The transition away from coal and other types of thermoelectric power generation and toward boosting the penetration of renewable sources is a solid first step toward decarbonizing a country.

The other important pieces of the puzzle — energy efficiency, electrification, and sustainable transportation — could be more complicated, given that the goal is not a couple of power plants but rather an atomized set of homes, factories, and vehicles.

A powerful instrument for the energy transition is heat pumps, the use of which can reduce electricity bills and carbon emissions from homes and businesses.

Chile, which aims to achieve carbon neutrality by 2050, is one of the Latin American countries taking the first steps in the area of ​​heat pumps, having conducted pioneering market research with the German international cooperation agency, GIZ, and begun installing units.

Operating costs are much lower than traditional heating or cooling solutions, although some hurdles need to be overcome to boost deployment, a local specialist told BNamericas.

“The main barriers are the lack of knowledge about the technology and its benefits,” said Rodrigo Barraza, an academic and researcher at solar energy research center SERC Chile and energy transition research center Centra at Adolfo Ibáñez University and its Faculty of Engineering and Sciences.

“In some cases it could be that they may have a high initial investment cost, but that is recovered with annual savings due to lower operating costs compared to their alternatives,” he said.

When it comes to boosting the segment, he said that both the public and private sectors have a role to play.

In short, heat pumps use electricity to transfer heat from a cold space to a warm space and vice versa. The system is an energy-efficient alternative to traditional boilers and air conditioning equipment and is championed in the United States and Europe as a tool to reduce carbon emissions from heating and cooling buildings.

Along with air source heat pumps — the common variant — geothermal units have been installed in Chile, including at a school, a fruit packing plant and a home for vulnerable seniors.

With geothermal units, geothermal energy resources (soil or groundwater) can be used with a heat pump to heat and cool homes, factories and greenhouses, among other applications.

An air source heat pump transfers heat between a building and the outside air. Geothermal solutions, while typically requiring a larger initial outlay, achieve greater efficiencies and can reduce consumption by 70-80%, according to the U.S. Department of Energy.

A government bill to encourage the development of low-enthalpy, or shallow, geothermal energy systems has advanced in Chile’s Congress and is now in the Senate. The key pillar of the proposal, introduced in 2019, exempts such initiatives from having to obtain a concession under the current system, which was designed for large-scale power plants. It also proposes the establishment of a registry of projects, both existing and new, and monitoring and safety rules, according to the original text of the bill. The framework focuses on projects that take advantage of geothermal resources at depths less than 400m and with an average temperature below 90°C.

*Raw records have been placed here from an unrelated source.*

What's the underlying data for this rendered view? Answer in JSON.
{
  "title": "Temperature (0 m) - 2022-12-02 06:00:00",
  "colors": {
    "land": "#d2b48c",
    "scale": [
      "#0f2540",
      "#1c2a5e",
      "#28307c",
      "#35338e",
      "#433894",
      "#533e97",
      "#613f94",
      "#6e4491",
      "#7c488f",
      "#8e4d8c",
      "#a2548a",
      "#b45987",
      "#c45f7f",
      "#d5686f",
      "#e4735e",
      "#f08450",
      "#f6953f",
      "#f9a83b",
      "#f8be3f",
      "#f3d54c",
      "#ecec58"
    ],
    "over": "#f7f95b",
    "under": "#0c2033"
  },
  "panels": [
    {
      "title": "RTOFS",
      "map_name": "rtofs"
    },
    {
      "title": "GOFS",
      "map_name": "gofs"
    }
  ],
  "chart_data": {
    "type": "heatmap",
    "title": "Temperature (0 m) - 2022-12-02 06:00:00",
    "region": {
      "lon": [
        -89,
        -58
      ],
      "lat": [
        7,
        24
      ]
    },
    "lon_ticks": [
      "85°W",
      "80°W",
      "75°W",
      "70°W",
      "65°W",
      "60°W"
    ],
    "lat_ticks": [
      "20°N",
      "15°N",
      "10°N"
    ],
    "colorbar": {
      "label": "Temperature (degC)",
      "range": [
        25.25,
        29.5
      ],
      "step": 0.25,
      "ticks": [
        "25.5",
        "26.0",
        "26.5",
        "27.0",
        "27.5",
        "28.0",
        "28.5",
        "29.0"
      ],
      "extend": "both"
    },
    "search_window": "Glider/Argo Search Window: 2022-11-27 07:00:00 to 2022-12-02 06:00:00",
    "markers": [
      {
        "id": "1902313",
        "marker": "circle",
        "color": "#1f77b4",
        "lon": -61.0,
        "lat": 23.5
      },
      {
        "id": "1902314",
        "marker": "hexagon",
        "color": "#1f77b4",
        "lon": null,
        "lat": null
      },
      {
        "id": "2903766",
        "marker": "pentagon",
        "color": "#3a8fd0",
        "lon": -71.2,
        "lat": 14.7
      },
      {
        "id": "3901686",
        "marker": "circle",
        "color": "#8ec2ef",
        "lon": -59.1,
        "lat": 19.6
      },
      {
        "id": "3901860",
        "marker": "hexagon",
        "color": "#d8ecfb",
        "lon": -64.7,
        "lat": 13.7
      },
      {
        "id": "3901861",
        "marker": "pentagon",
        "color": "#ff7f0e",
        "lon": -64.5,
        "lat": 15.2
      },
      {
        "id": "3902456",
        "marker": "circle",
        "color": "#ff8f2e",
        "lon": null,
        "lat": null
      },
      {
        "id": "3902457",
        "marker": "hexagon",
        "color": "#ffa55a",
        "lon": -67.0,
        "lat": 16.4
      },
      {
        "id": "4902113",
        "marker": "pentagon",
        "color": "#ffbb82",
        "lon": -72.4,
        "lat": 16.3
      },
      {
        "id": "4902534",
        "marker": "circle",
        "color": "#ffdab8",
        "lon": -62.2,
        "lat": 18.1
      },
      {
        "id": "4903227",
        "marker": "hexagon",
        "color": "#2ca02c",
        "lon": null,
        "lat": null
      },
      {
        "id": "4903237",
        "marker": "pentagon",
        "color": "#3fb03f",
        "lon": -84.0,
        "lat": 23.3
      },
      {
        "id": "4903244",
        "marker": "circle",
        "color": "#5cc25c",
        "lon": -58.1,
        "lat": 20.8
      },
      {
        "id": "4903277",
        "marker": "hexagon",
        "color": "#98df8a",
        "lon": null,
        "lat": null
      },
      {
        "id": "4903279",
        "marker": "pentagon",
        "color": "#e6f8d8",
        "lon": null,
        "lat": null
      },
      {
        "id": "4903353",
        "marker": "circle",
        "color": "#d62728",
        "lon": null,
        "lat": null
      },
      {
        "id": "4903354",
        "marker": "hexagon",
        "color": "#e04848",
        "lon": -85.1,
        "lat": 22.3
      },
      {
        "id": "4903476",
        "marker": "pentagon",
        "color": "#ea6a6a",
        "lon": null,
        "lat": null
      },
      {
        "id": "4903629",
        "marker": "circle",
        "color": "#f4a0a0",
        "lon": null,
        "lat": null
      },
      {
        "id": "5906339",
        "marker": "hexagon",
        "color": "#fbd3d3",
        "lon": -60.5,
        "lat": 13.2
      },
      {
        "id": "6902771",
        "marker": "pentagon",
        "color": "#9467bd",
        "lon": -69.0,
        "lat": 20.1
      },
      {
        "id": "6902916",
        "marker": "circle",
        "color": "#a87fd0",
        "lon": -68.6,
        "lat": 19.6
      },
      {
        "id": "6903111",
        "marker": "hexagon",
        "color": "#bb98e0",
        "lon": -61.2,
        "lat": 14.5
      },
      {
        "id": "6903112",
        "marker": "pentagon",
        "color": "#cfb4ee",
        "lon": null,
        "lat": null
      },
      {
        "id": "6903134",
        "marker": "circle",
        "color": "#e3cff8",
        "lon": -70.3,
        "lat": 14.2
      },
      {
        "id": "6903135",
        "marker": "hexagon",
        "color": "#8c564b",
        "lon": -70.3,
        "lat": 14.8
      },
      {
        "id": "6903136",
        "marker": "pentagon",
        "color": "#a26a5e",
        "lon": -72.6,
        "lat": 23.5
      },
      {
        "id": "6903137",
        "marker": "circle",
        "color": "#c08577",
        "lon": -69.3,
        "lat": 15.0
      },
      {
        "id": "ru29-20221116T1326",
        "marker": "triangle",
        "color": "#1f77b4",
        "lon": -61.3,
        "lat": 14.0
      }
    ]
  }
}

BNamericas will publish the full interview with Barraza in the coming days.

Founded in 2013 through a government science and technology program, SERC is made up of some 80 researchers from six universities and the Chilean unit of the German applied research institute Fraunhofer. In addition to contributing to public policy debate and conducting educational work, SERC members conduct research on solar energy in areas such as water treatment, materials and industrial systems.